Key Pearls Of Calcaneal Osteotomies

Author(s): 
By Kieran T. Mahan, DPM

Calcaneal osteotomies have been a mainstay of foot and ankle surgery for many years, and are critical in the realignment of significant foot deformities. Both varus and valgus deformities often require calcaneal deformities for correct alignment. Although a large number of calcaneal osteotomies have been described in the literature over the years, there are a few principal ones that tend to be more commonly used than others.
One would perform the Dwyer osteotomy for frontal plane deformity of varus in the cavus foot. Surgeons often perform the Evans osteotomy for realignment of the adolescent valgus foot, but it is also used during adult flatfoot repairs. The sliding calcaneal osteotomy is commonly used to treat adult flatfoot. Each of these procedures has a unique powerful way of realigning the position of the heel with respect to the ground.
Calcaneal osteotomies exert their effect through realigning the position of the heel at the time of heel strike. The Dwyer takes the heel out of varus by wedging the calcaneus from the lateral side of the heel. The Evans has multiple effects. It realigns the heel (taking it out of valgus) and reduces the abduction of the midtarsal joint. It plantarflexes the forefoot on the rearfoot. Correction occurs in all three planes. The sliding calcaneal osteotomy serves to center the valgus heel back under the leg. You can modify the procedure by using a varus opening wedge to produce frontal plane correction.
Each of these procedures is technically straightforward. Understanding the proper indications for each of the procedures is essential. Yet there are also some key technical elements that can make a large difference in the outcomes. In order to ensure the best results for your patients, let’s take a closer look at these procedures, starting with the Dwyer osteotomy.
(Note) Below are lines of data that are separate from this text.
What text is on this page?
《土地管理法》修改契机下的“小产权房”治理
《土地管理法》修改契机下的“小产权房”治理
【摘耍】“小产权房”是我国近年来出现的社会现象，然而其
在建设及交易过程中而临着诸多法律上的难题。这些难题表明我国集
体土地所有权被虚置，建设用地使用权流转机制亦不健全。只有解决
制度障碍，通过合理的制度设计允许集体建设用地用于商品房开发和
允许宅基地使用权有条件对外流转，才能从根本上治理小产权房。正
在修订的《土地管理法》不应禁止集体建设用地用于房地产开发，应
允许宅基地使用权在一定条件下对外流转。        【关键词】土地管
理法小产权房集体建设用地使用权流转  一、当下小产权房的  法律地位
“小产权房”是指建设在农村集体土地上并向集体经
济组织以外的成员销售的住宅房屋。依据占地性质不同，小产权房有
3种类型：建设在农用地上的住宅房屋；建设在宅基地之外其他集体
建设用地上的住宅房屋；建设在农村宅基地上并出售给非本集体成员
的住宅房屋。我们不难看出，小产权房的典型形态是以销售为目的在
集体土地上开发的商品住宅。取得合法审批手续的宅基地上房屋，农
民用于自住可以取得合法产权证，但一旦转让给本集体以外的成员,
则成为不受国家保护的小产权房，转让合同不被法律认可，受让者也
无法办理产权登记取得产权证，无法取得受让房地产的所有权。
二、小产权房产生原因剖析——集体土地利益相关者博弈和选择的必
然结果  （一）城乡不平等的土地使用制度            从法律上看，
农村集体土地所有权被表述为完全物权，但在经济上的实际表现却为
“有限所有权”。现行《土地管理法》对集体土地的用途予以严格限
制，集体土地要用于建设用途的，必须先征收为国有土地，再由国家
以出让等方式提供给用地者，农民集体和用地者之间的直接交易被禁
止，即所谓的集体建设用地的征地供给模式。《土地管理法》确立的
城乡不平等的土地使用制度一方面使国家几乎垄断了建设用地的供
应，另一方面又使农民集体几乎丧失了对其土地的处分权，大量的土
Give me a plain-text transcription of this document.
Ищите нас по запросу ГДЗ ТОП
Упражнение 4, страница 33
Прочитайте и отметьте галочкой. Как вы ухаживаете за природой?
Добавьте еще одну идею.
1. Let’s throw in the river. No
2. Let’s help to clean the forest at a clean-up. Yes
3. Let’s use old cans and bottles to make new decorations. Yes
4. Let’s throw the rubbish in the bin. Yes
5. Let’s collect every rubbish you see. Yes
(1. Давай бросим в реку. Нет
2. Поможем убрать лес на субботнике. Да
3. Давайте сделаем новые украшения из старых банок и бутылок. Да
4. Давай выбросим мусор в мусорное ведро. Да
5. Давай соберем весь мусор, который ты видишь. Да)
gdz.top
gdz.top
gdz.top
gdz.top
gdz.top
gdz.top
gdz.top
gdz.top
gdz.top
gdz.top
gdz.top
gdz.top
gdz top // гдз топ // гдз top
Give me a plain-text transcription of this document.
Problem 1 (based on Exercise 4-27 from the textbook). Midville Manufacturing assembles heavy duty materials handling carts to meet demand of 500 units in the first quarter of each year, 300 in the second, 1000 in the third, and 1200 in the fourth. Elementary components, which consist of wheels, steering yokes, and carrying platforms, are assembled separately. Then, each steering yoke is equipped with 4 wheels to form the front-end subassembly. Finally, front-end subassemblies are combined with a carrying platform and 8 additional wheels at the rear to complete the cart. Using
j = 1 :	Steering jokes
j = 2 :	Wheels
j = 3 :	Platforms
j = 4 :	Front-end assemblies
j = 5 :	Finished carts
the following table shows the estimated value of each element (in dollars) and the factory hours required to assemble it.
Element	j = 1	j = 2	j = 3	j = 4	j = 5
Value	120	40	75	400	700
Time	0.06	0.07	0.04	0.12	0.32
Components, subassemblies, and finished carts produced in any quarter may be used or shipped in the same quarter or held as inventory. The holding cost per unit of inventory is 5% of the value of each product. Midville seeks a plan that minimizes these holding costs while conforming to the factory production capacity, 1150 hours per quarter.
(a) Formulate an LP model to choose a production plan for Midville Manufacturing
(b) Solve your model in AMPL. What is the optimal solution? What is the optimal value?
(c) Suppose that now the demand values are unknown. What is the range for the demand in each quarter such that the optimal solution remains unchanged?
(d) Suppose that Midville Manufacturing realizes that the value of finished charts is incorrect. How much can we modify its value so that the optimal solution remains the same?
How The Dwyer Osteotomy Works
Dwyer described this osteotomy as both an opening medial osteotomy and a lateral closing wedge osteotomy. Either way, the procedure is designed to take the heel out of varus. Knowing this, the calcaneal axial X-ray would seem to be ideal for determining when you should perform this procedure. Although the X-ray may be useful, performing the Coleman block test is even more useful. It helps you differentiate between structural varus and varus created by plantarflexion of the first ray. In many cavus feet, it is the plantarflexion of the first ray that causes the inversion appearance of the heel that we see in stance.

In order to perform the Coleman block test, you place a block under the lateral portion of the forefoot to neutralize the effect of first ray plantarflexion. If there is no true structural varus, the heel will come out of varus to a vertical position.
Be aware that performing the Dwyer alone in these patients with a plantarflexed first ray will create increased stress beneath the sesamoids with focal pain. If you perform the Dwyer along with a dorsiflexory osteotomy in these patients, it will lead to excessive pronation and collapse of the foot. Worse than the poorly performed Dwyer is the unnecessary Dwyer osteotomy. Indeed, the indication must be very specific.

Pertinent Pointers Of The Procedure
The technique is based upon a lateral approach. The primary concern is the sural nerve, which splits into an anterior and posterior branch superiorly. Entrapment of the sural nerve is a complication that is truly disconcerting to the patient on a long-term basis. Although some bruising of the nerve is not uncommon and may result in short-term paresthesias, entrapment of the nerve often creates sufficient pain that the result is unsuccessful, regardless of the structural outcome.
Make the curved incision from the superior surface of the calcaneus, 1 to 2 cm proximal to the upper margin of the bone, extending distally past the lower margin of the calcaneus. Carry the dissection down through the superficial fascia, which is mobilized enough to create room for resection of the wedge and possible insertion of staples.